Emudeco perante tanta generosidade.
Talvez, talvez as palavras queiram sublimar a nostalgia dos dias solitários!

Será esta a poesia do quotidiano ?

Diria que o sublime reside em ti, nos acordes com que preenches os teus dias. Sei que também eles são de luz e saudade.

De pedaços d'alma.

De pequenos momentos tricotamos as memórias. De instantes juntamos os fios invisíveis !
De música e poesia sublimamos momentos e os afetos


 Contemplar a madrugada!

Encontrar nela os sentidos e a direção do dia, agradecer a luz e a beleza da vida!
Nem tudo são bênçãos, alegria.
As datas são por vezes marcos, sombras a estilhaçar o brilho das manhãs, mesmo assim, tudo encontra o seu lugar na simbologia da árvore !


 Caminho agora num tempo novo.

Derramei na terra todas as lágrimas da longa noite sombria!

O corpo frágil balançando-se entre a geogragia dos afetos e o mapeamento de uma nova direcção. A alma nua! Da longa noite guardo o profundo conhecimento da matéria efémera.

Há um tempo para nascer e há um tempo para morrer.
Há um tempo de trevas e um tempo de luz

Guardo a memória da finitude, a mágoa a flutuar num limbo sombrio.
O toque dos lençóis frios e amarratados, a ausência do corpo aquecendo as noites e os sentimentos.

Procuro a luz, a energia profunda da terra e das árvores. O sentido da vida.
O corpo ajeita- se a uma nova cartografia.
Os passos são, ainda, incertos!


 Entro no teu olhar como num mergulho no mar.

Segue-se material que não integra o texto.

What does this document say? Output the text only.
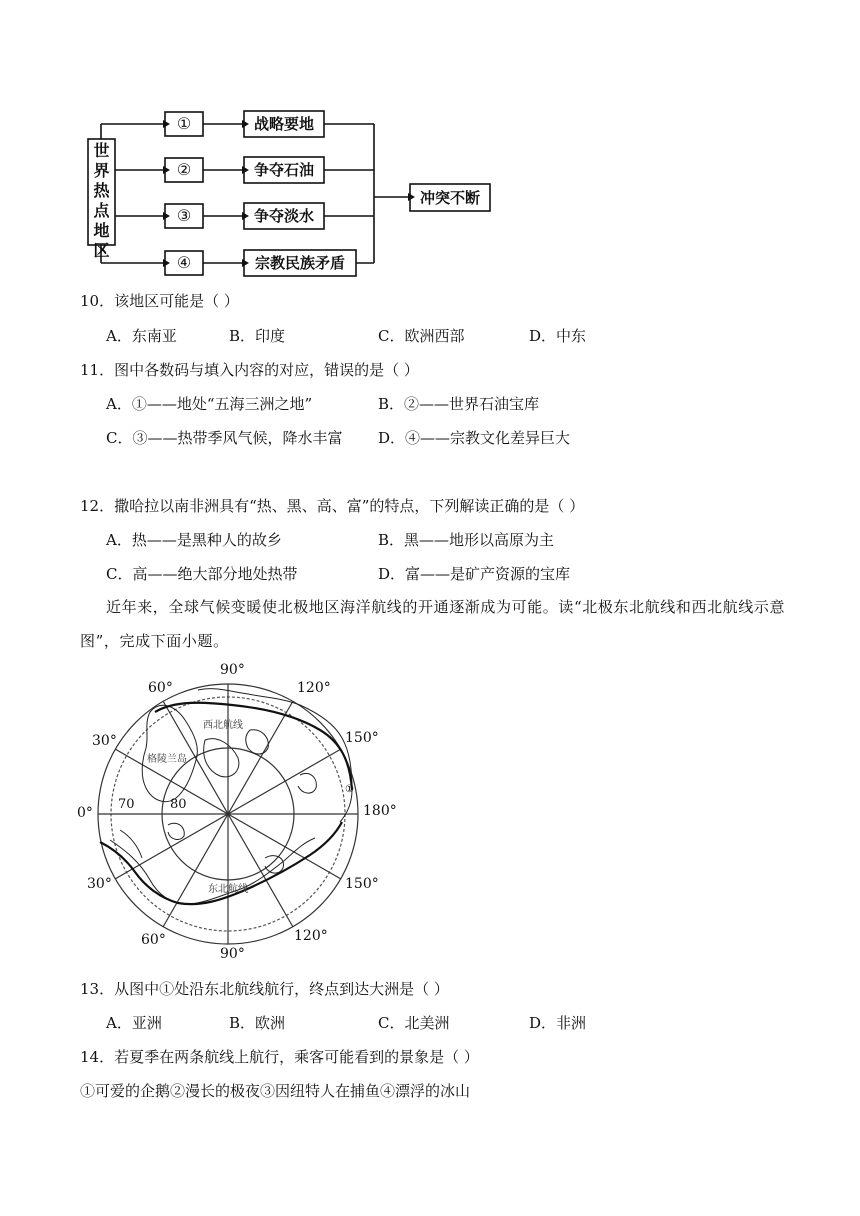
世界热点地区
①
②
③
④
战略要地
争夺石油
争夺淡水
宗教民族矛盾
冲突不断
10．该地区可能是（ ）
A．东南亚	B．印度	C．欧洲西部	D．中东
11．图中各数码与填入内容的对应，错误的是（ ）
A．①——地处“五海三洲之地”	B．②——世界石油宝库
C．③——热带季风气候，降水丰富 D．④——宗教文化差异巨大
12．撒哈拉以南非洲具有“热、黑、高、富”的特点，下列解读正确的是（ ）
A．热——是黑种人的故乡	B．黑——地形以高原为主
C．高——绝大部分地处热带	D．富——是矿产资源的宝库
近年来，全球气候变暖使北极地区海洋航线的开通逐渐成为可能。读“北极东北航线和西北航线示意
图”，完成下面小题。
90°
120°
150°
180°
150°
120°
90°
60°
30°
0°
30°
60°
70	80
西北航线
格陵兰岛
东北航线
①
13．从图中①处沿东北航线航行，终点到达大洲是（ ）
A．亚洲	B．欧洲	C．北美洲	D．非洲
14．若夏季在两条航线上航行，乘客可能看到的景象是（ ）
①可爱的企鹅②漫长的极夜③因纽特人在捕鱼④漂浮的冰山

Luminoso, verde cristalino como as enseadas marítimas. Nele me perco, me confundo!
Leio os silêncios,
Espero!

domingo, 22 de novembro de 2020


 Vivo o presente com um sentimento de plenitude. A engrenagem dos dias avança silente! No meu caminho não sinto mais o peso do passado, nem o desejo de futuro. Só o agora importa.

Há um mundo louco a decorrer lá fora. A decadência dos homens é visível nas palavras e nos gestos. O medo passeia- se pelas longas avenidas das cidades. À força de explicação, o mundo perdeu a razão.
Sinto prazer nas pequenas coisas. Dou a mão aos personagens que habitam nos livros. Companheiros dos momentos de exaltação e de torpor.
Quero esquecer o ruido lá fora!
A amargura da falta de amor e compaixão.

Deixo o tempo passar por mim...


 Sigo a luz que me guia!

Num passo seguro agradeço aos deuses a dádiva do momento presente.
São pacificadoras as palavras e os gestos. Calmas as auroras onde descubro os encantos da existência. Diria que o deslumbramento é apenas o que advém da grandiosidade da plenitude.
A linguagem é apenas um canal de comunhão com o mundo. Calei a polifonia das vozes exteriores.
Os meus dias são plenos de silêncio.

Sigo a luz!

Nada ou quase nada me confunde os sentidos.